Not all foods are created equal, even when they fall into the same category. And healthy fats are really, really important. Cholesterol is the backbone for steroid hormones. So you need cholesterol in your body. We really want to encourage those monounsaturated and polyunsaturated fatty acids — the nuts, olive oil, fish, algae, chia seeds, flax. Those things have so many benefits when it comes to the omega-3 fatty acids they have, but also that they're great healthy sources of cholesterol, which your body needs. And in fact, if you don't intake enough, you're not going to make progesterone as well. You need progesterone for implantation. If you don't have enough saturated fat in your diet, you're not going to make as much progesterone. So there's some nuance there.
But to the heart of your question, I'm a huge advocate for that. Especially if you're struggling with something, you're not feeling your best. If you say you kind of hit the marker on a lot of these inflammatory symptoms and you don't know what's going on, it can be a really helpful tool once you're controlling the other ones to try to leverage. But again, sleep, stress, building muscle, avoiding those excess toxins — those are a huge piece of the puzzle too. And a lot of them go hand in hand. A lot of times we eat a food that's also wrapped in something that has toxic chemicals in it. So we really want to think about the fact that when you work from home and have access to whole foods, that is really important — as always leveraging processed or ultra-processed versions.
Andrew Huberman: Would you say that what you just described — in fact everything we talked about — also pertains to perimenopause and menopause?
Dr. Crawford: Absolutely. It's so fascinating because when I sit with a lot of people who just do menopause, we have the same recommendations for lifestyle and decreasing inflammation, because it's going to improve ovarian response and improve how your body feels. We know that when you go into menopause, estrogen has such profound anti-inflammatory benefits that one of the biggest problems is a baseline increase in your inflammation. So don't wait till you're in perimenopause or menopause to start to learn these things. Learn them. Whatever play point you are now is the perfect time where we can start to make a difference — both for hormonal health now, fertility now or later, but also your ovarian function long term.

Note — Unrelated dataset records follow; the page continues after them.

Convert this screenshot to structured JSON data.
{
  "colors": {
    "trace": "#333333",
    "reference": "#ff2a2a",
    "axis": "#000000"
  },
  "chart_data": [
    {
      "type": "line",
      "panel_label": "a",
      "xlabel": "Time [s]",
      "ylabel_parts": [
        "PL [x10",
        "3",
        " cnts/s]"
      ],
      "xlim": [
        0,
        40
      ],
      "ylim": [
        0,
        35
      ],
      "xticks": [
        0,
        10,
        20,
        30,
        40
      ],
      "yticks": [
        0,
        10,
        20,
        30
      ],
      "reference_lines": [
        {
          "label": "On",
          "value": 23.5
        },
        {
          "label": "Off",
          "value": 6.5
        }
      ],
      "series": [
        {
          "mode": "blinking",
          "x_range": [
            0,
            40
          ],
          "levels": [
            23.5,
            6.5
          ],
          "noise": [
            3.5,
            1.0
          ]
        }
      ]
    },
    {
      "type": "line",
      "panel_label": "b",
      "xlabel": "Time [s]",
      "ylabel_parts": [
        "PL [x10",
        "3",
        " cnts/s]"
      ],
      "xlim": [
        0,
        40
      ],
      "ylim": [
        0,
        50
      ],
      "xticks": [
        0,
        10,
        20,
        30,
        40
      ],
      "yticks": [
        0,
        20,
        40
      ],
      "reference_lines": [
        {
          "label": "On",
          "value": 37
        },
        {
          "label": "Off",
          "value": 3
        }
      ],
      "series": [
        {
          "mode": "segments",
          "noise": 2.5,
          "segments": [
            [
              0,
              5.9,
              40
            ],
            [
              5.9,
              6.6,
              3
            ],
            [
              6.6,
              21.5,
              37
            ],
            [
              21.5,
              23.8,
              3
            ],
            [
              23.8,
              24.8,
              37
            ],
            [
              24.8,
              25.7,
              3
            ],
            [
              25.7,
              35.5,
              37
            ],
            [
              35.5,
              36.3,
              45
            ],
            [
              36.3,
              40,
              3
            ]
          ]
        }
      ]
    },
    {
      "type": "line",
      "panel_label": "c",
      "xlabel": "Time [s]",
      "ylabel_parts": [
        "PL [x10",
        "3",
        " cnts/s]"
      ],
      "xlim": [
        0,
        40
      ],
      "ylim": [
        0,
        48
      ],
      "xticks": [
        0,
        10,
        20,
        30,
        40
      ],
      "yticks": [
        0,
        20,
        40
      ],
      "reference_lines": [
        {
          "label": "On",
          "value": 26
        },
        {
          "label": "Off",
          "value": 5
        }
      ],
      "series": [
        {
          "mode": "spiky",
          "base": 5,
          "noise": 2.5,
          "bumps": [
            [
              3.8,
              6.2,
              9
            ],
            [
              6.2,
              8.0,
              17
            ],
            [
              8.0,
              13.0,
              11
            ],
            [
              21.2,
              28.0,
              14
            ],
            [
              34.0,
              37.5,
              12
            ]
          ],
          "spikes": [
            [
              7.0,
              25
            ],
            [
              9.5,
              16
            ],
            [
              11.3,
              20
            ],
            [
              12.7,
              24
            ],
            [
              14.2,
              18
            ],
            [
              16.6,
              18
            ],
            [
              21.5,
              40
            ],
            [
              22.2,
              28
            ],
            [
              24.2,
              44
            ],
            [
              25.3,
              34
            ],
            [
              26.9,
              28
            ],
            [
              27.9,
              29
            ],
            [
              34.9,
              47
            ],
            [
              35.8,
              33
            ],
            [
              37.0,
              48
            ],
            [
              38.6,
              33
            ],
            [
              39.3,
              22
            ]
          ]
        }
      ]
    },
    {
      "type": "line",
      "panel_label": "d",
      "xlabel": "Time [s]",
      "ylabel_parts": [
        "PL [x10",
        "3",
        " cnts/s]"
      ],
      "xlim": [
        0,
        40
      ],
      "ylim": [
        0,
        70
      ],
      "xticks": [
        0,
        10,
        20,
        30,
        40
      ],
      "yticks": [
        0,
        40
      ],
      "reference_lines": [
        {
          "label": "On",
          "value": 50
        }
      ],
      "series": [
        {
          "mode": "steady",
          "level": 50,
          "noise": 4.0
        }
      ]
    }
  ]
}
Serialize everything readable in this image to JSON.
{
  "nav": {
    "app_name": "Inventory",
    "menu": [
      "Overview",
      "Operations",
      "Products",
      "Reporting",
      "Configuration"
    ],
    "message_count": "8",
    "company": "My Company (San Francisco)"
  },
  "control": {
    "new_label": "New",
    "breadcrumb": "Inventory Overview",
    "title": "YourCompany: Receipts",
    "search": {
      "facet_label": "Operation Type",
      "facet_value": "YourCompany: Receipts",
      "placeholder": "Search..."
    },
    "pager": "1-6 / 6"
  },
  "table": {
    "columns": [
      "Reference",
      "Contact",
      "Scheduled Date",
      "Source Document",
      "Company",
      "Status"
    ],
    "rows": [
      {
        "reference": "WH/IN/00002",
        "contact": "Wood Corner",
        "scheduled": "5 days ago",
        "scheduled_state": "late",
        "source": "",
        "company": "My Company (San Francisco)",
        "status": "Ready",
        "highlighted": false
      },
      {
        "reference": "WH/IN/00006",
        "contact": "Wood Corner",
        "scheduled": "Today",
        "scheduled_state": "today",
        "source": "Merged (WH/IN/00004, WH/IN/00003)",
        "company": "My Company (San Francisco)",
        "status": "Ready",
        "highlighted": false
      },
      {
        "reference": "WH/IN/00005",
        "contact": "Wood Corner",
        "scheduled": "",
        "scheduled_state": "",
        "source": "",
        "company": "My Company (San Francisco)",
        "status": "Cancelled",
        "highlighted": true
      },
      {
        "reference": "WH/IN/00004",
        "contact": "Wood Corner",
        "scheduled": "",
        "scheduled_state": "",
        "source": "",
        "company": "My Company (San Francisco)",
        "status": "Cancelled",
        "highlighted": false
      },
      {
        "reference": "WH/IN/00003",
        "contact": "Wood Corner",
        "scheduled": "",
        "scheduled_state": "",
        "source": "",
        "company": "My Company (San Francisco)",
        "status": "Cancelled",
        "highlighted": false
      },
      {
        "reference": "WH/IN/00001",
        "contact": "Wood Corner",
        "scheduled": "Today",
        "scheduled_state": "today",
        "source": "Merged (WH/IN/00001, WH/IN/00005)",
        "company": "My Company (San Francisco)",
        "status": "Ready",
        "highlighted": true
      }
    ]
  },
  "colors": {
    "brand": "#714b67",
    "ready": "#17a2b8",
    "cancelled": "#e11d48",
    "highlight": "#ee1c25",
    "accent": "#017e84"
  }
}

Andrew Huberman: Amazing. Natalie Crawford, thank you so so much. I can't tell you how much I learn every time you speak on this podcast and elsewhere. People should definitely get your book — again, I've read it cover to cover — The Fertility Formula: Take Control of Your Reproductive Future. Natalie Crawford, MD, did all the training, runs a clinic, is out there doing public education amidst everything else, managing a family, and just really expanding the field. You're taking it in new directions, which to me is the most important thing. You're out there teaching people, but you're also going back to the clinic and paying attention to the science and evolving the science, because this field is just going to improve over time. But you've given people so many actionable things to contemplate, to definitely do, and just a lot to think about in terms of the general landscape of how we think about reproductive health — both our own and society's. So thank you so much for coming back. We will do it again if you're willing, and just grateful to you.
Dr. Crawford: Always. Thank you so much for having me and holding space for this discussion. I appreciate it.